The Washington Post review at the time of the novel's release referred to its moral impact: "A hundred pounds of sermons on tolerance and an equal measure of invective deploring the lack of it, will weigh far less in the scale of enlightenment than a mere eighteen ounces of new fiction bearing the title To Kill a Mockingbird." That impact multiplied exponentially when the book was made into film the following year and Gregory Peck received the Academy Award for best actor.

Today both the novel and the film exist as artifact to convey a timeless message to new readers and viewers unfamiliar with the historic context as well as the book's artistic excellence. Readers continue to benefit from fresh exposure.

Flannery O'Connor said, "We have to have stories. It takes a story to make a story. It takes a story of mythic dimensions; one which belongs to everybody; one in which everybody is able to recognize the hand of God and imagine its descent upon himself." Author Harper Lee wrote such a story and won the Pulitzer Prize for Literature in 1961. 

But not everyone agrees that the novel represents great literary art. Read here for a dissenting view Malcolm Gladwell wrote for The New Yorker. Or take a look at this 4-minute video clip from a new documentary by Mary Murphy or the USA Today article for sympathetic voices.

On Sunday, July 11, To Kill a Mockingbird turns 50. Boy, I would love to debate the literary merits of TKMB.

A story of belonging

The setting for To Kill a Mockingbird, Maycomb county Alabama, fixes the story in 1932 during the nation-wide depression where economic recovery was as sluggish as the days of childhood were long. The main character, Scout tells the story as an adult looking back on the privilege of an ordinary life, slow-motion-days, light refracting through a reverse-lens view––wistful memories merged with the author's adult understanding of innocence lost.

Paced over the course of two summers, a little more than a year's time, the story begins when Scout was six-years-old, ready to start school. Selected scenes set the stage for seismic upheaval brought about by the trial of a black man falsely accused of raping a white woman. Scout's father, attorney Atticus Finch, agrees to defend the black man, Tom Robinson.

Single father Atticus––who both the children call by his first name––devotes himself to Scout and her brother Jem, four years older, whose mother had died when Scout was a baby. Family relationships invite readers to move closer to the warmth radiating from a home where Atticus educates his children while at the same time tries to shield them from adult evils.

To Kill a Mockingbird survives long past its contemporary audience because the story establishes icons of character, recurring social conflicts as well as a visionary quest for social justice. 

After the trial had been lost, a neighbor, Miss Maudie, said to Scout and Jem, "I simply want to tell you that there are some men in this world who were born to do our unpleasant jobs for us.
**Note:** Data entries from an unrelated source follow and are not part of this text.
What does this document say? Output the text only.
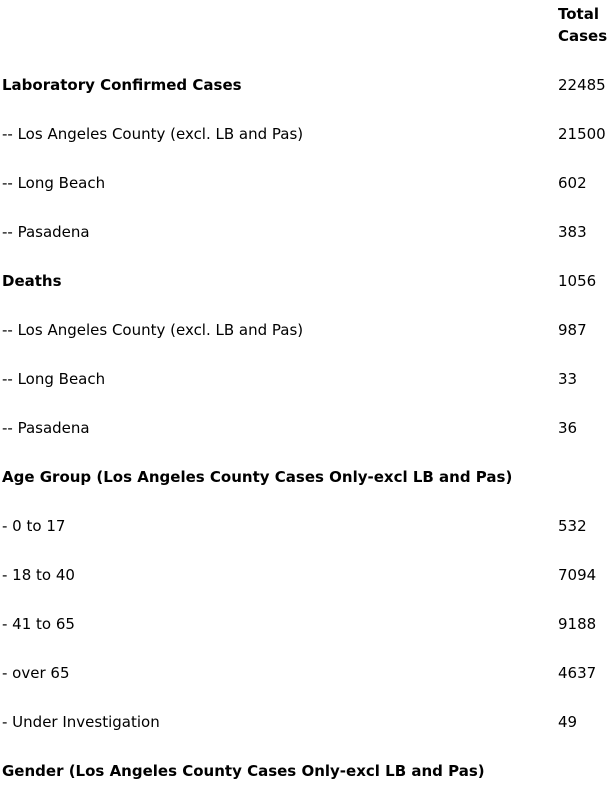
Total Cases
Laboratory Confirmed Cases	22485
-- Los Angeles County (excl. LB and Pas)	21500
-- Long Beach	602
-- Pasadena	383
Deaths	1056
-- Los Angeles County (excl. LB and Pas)	987
-- Long Beach	33
-- Pasadena	36
Age Group (Los Angeles County Cases Only-excl LB and Pas)
- 0 to 17	532
- 18 to 40	7094
- 41 to 65	9188
- over 65	4637
- Under Investigation	49
Gender (Los Angeles County Cases Only-excl LB and Pas)
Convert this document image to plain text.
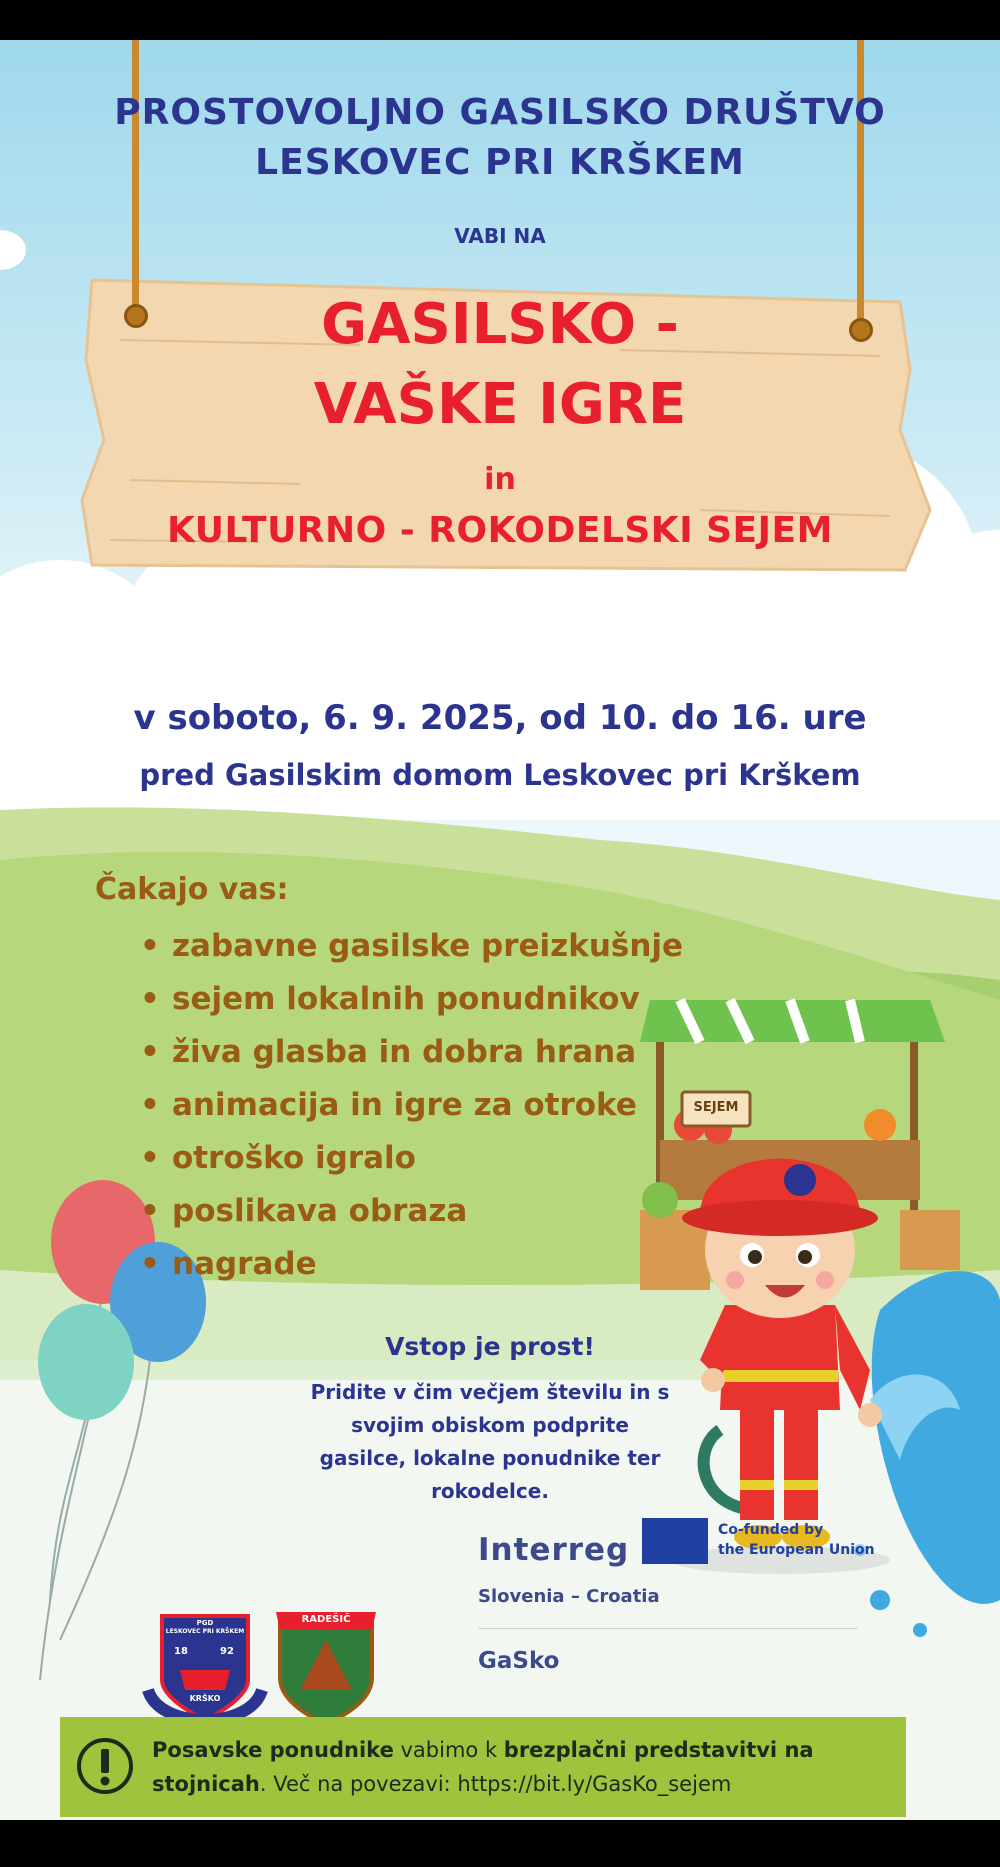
PROSTOVOLJNO GASILSKO DRUŠTVO
LESKOVEC PRI KRŠKEM
VABI NA
GASILSKO -
VAŠKE IGRE
in
KULTURNO - ROKODELSKI SEJEM
v soboto, 6. 9. 2025, od 10. do 16. ure
pred Gasilskim domom Leskovec pri Krškem
Čakajo vas:
• zabavne gasilske preizkušnje
• sejem lokalnih ponudnikov
• živa glasba in dobra hrana
• animacija in igre za otroke
• otroško igralo
• poslikava obraza
• nagrade
SEJEM
Vstop je prost!
Pridite v čim večjem številu in s
svojim obiskom podprite
gasilce, lokalne ponudnike ter
rokodelce.
PGD
LESKOVEC PRI KRŠKEM
18	92
KRŠKO
RADEŠIČ
Interreg
Co-funded by
the European Union
Slovenia – Croatia
GaSko
Posavske ponudnike vabimo k brezplačni predstavitvi na stojnicah. Več na povezavi: https://bit.ly/GasKo_sejem
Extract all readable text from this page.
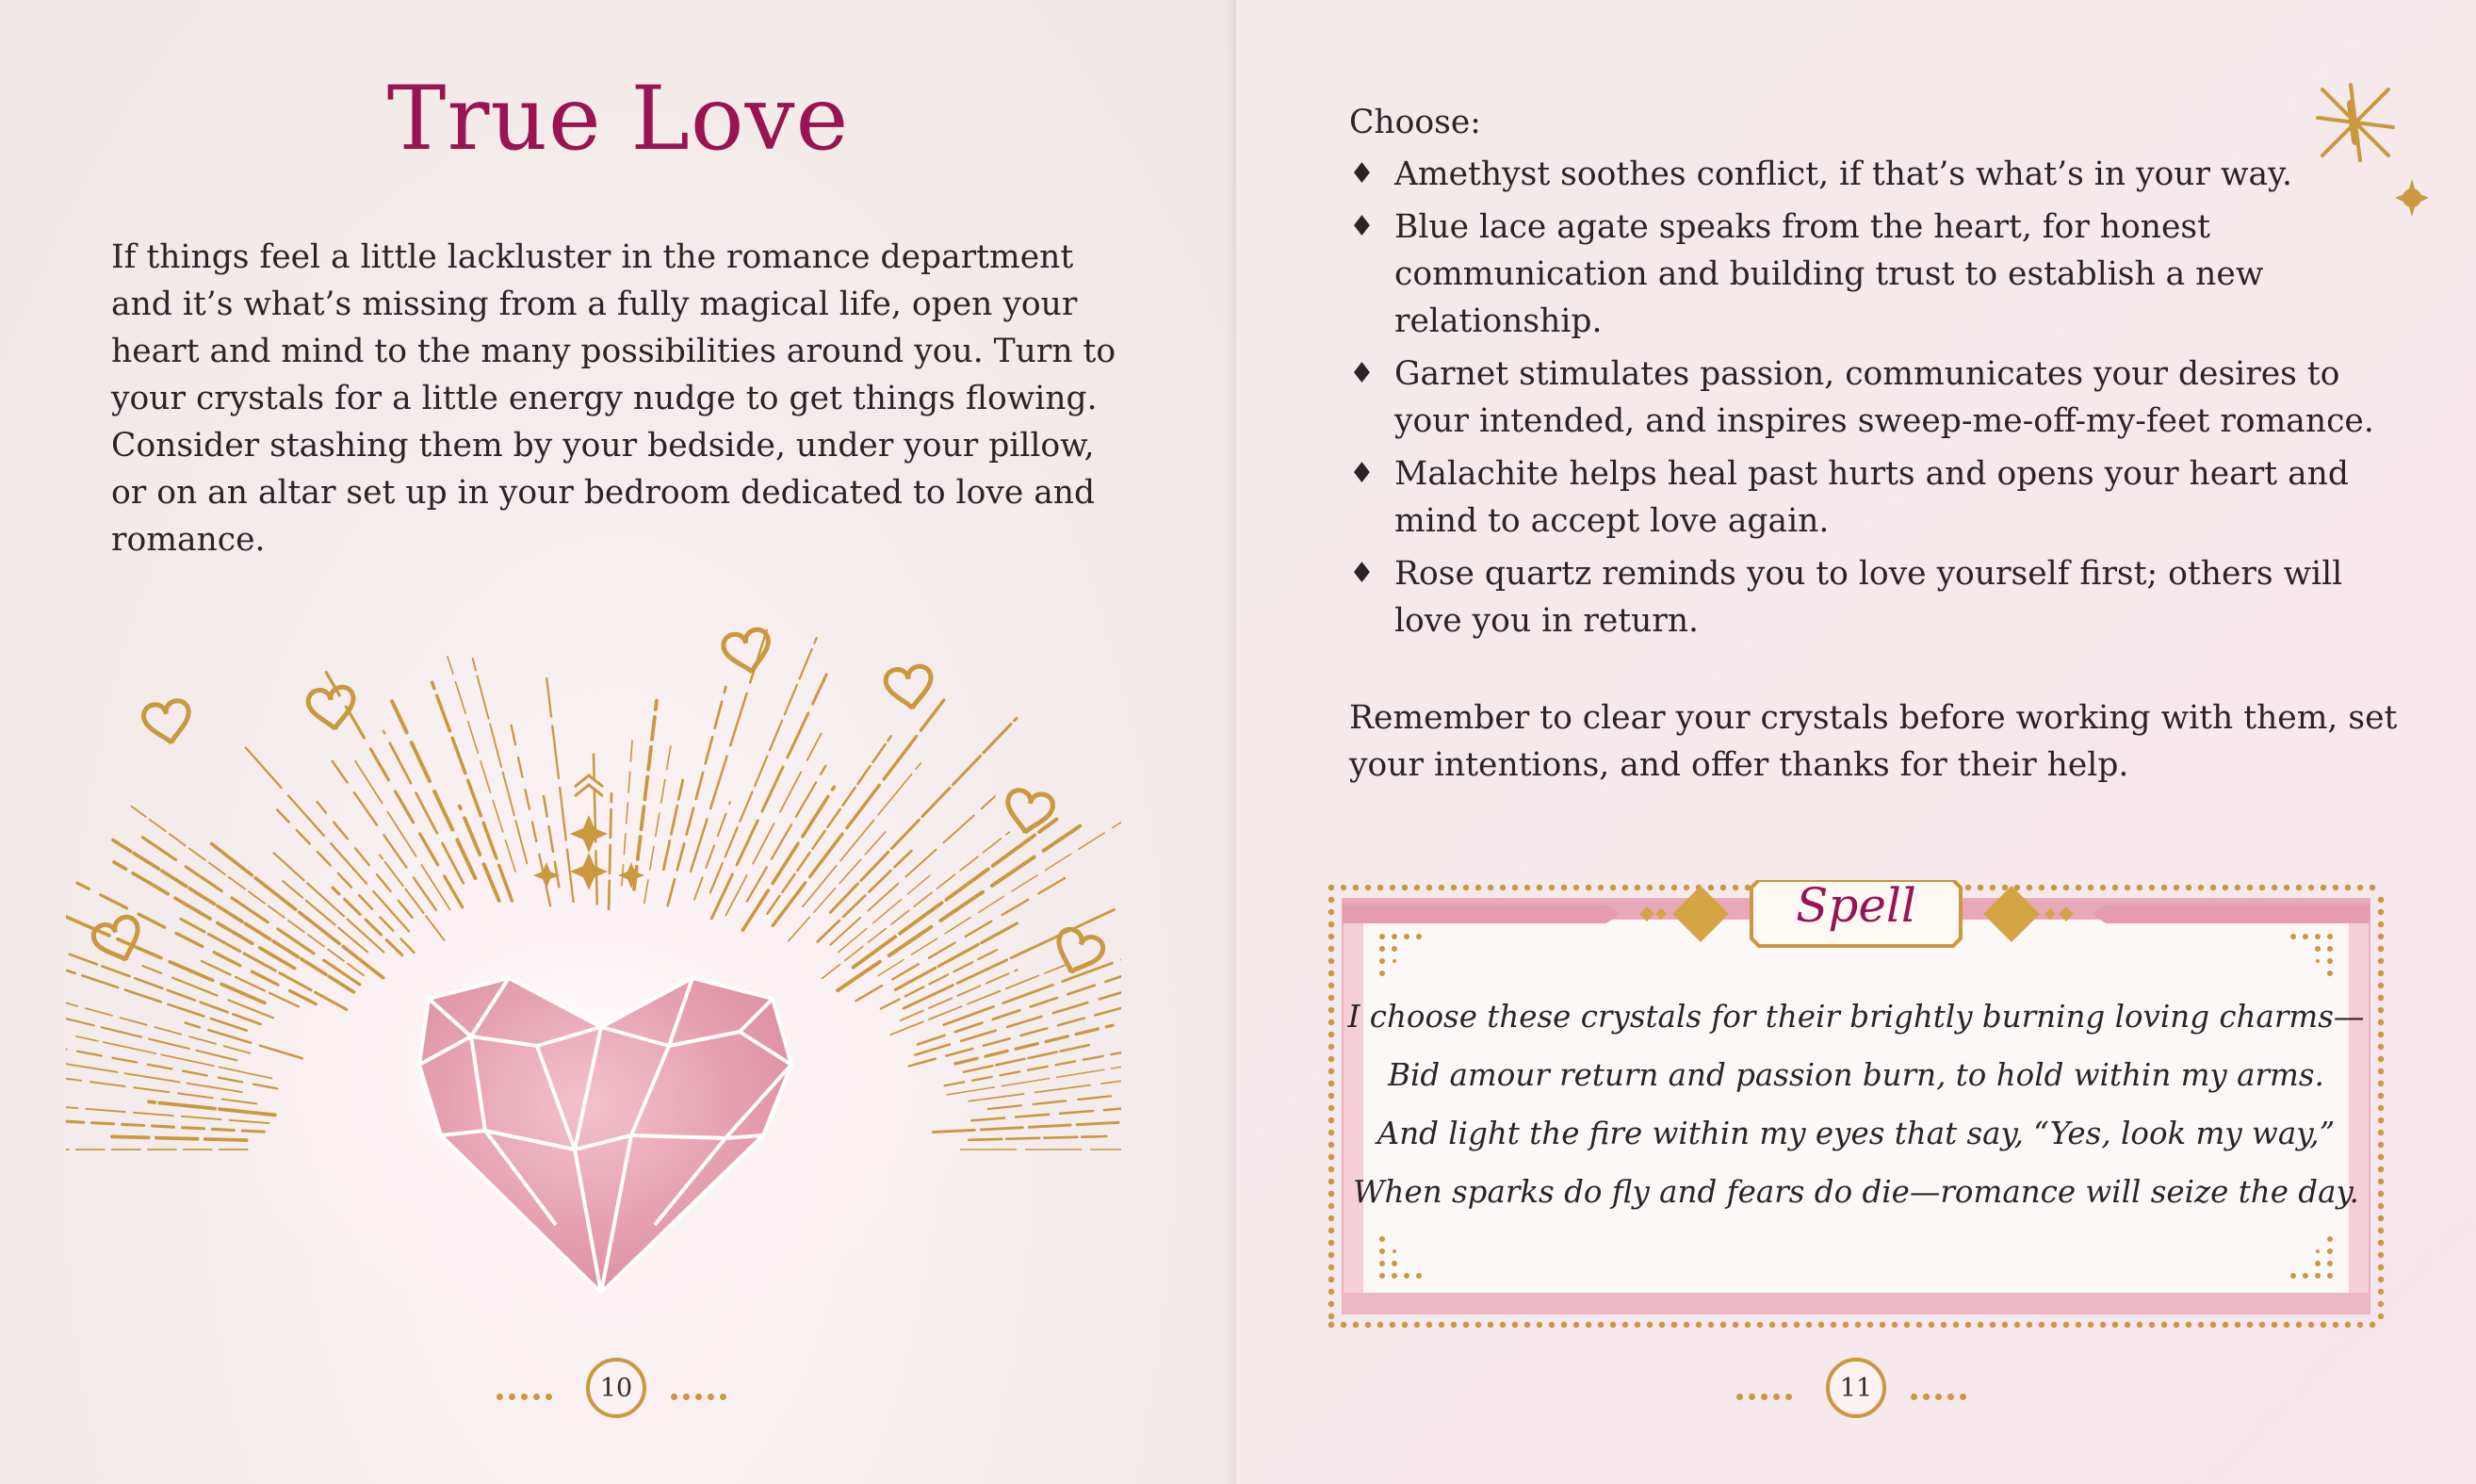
True Love

If things feel a little lackluster in the romance department and it’s what’s missing from a fully magical life, open your heart and mind to the many possibilities around you. Turn to your crystals for a little energy nudge to get things flowing. Consider stashing them by your bedside, under your pillow, or on an altar set up in your bedroom dedicated to love and romance.

10

Choose:

♦ Amethyst soothes conflict, if that’s what’s in your way.
♦ Blue lace agate speaks from the heart, for honest communication and building trust to establish a new relationship.
♦ Garnet stimulates passion, communicates your desires to your intended, and inspires sweep-me-off-my-feet romance.
♦ Malachite helps heal past hurts and opens your heart and mind to accept love again.
♦ Rose quartz reminds you to love yourself first; others will love you in return.

Remember to clear your crystals before working with them, set your intentions, and offer thanks for their help.

Spell
I choose these crystals for their brightly burning loving charms—
Bid amour return and passion burn, to hold within my arms.
And light the fire within my eyes that say, “Yes, look my way,”
When sparks do fly and fears do die—romance will seize the day.
11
Your father's one of them." The American Film Institute (AFI) voted, Atticus Finch, portrayed by Gregory Peck, the number-one movie hero of all time.

The director of the movie, Bob Mulligan, said "The key to whole [story] is the point-of-view of children. The brilliance of Harper Lee is the creation of this world of children and their first contact with good and evil; having this fantasy father figure that all of us would like to have had, to guide us through this; to live on this street all of us would like to have lived, in a neighborhood--to belong."

Boo! Did I scare you?

Seemingly unrelated to the trial, a mystery-man outlines the story's shape when the children first got "the idea of making Boo Radley come out." Shadows of Boo Radley linger in the imagination of the children and reader alike until the end of the book.

To Kill a Mockingbird reminds readers how dark the heart of prejudice, how beguiling moral conceit that ignores a person's character, and how social injustice prevails when superficial differences distort people's judgment. This story personifies and magnifies human dignity.

But the real boogey man still lurks in our hearts.